Run repeatable checks against functions, agents, and traced workflows.

Use evals when you want a repeatable signal for agent or workflow behavior. The eval runner lives in @anvia/core; integrations such as Langfuse can report scores without becoming part of the core runtime.

Run a Suite

An eval suite has cases, a target, metrics, and optional reporters.

import { contains, exactMatch, runEvalSuite } from "@anvia/core/evals";

const result = await runEvalSuite({
  name: "support-answer-quality",
  cases: [
    {
      id: "refund-window",
      input: "When can I request a refund?",
      expected: "Refunds are available for 30 days.",
    },
  ],
  target: async (input) => answerSupportQuestion(input),
  metrics: [
    contains({ expected: "30 days" }),
    exactMatch({
      name: "not_blank",
      actual: ({ output }) => output.trim().length > 0,
      expected: true,
    }),
  ],
});

console.log(result.passed, result.failed, result.invalid);

runEvalSuite(...) returns ordered case results. If the target throws, each metric for that case is marked invalid.

Evaluate Agents

Wrap an agent with agentEvalTarget(...) when the target should call agent.prompt(...).send().

import { agentEvalTarget, contains, runEvalSuite } from "@anvia/core/evals";

const result = await runEvalSuite({
  name: "support-agent-regression",
  cases: [{ id: "refund-window", input: "How long are refunds available?", expected: "30 days" }],
  target: agentEvalTarget(agent),
  metrics: [contains()],
});

By default, string metrics evaluate the prompt response output. You can pass selectors when your target returns a custom object.

Built-in Metrics

MetricUse it for
exactMatch(...)deterministic strings, booleans, or JSON-shaped values
contains(...)required phrases or regular expressions
semanticSimilarity(...)embedding-based answer similarity
llmJudge(...)schema-shaped LLM judgments with a pass predicate
llmScore(...)0 to 1 LLM scoring with feedback and a threshold

Report to Langfuse

Use createLangfuseEvalReporter(...) from @anvia/langfuse when you want metric outcomes sent as Langfuse scores.

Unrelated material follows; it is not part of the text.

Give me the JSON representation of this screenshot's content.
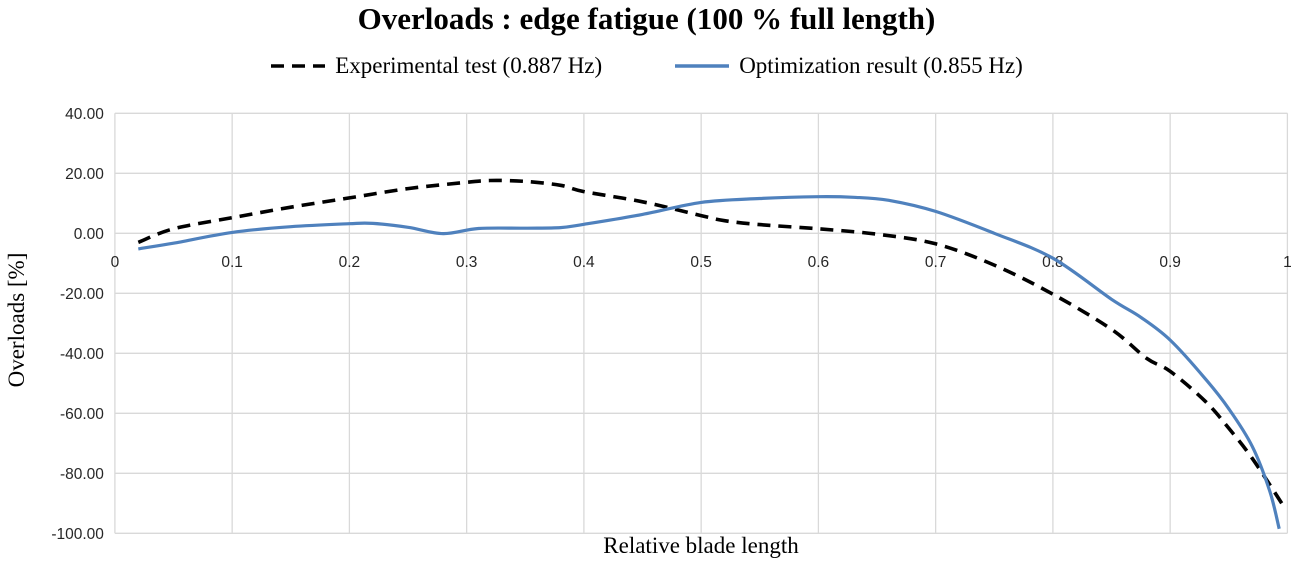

import { createLangfuseEvalReporter, langfuse } from "@anvia/langfuse";

const tracing = langfuse.create({ publicKey, secretKey, baseUrl });

await runEvalSuite({
  name: "support-agent-regression",
  cases,
  target: agentEvalTarget(agent),
  metrics: [contains()],
  reporters: [createLangfuseEvalReporter(tracing)],
});

The reporter reads trace IDs from a prompt response trace or from case metadata:

{
  id: "refund-window",
  input: "How long are refunds available?",
  expected: "30 days",
  metadata: {
    traceId: "trace-id",
    observationId: "observation-id",
  },
}

Invalid outcomes are skipped by default. Pass { publishInvalid: true } if invalid outcomes should publish as score 0.

For runnable examples, see examples/cookbook/08_evals for deterministic, semantic, custom, agent, and LLM judge/score evals. Langfuse reporting remains in examples/cookbook/10_integrations/04-langfuse-eval-reporting.ts.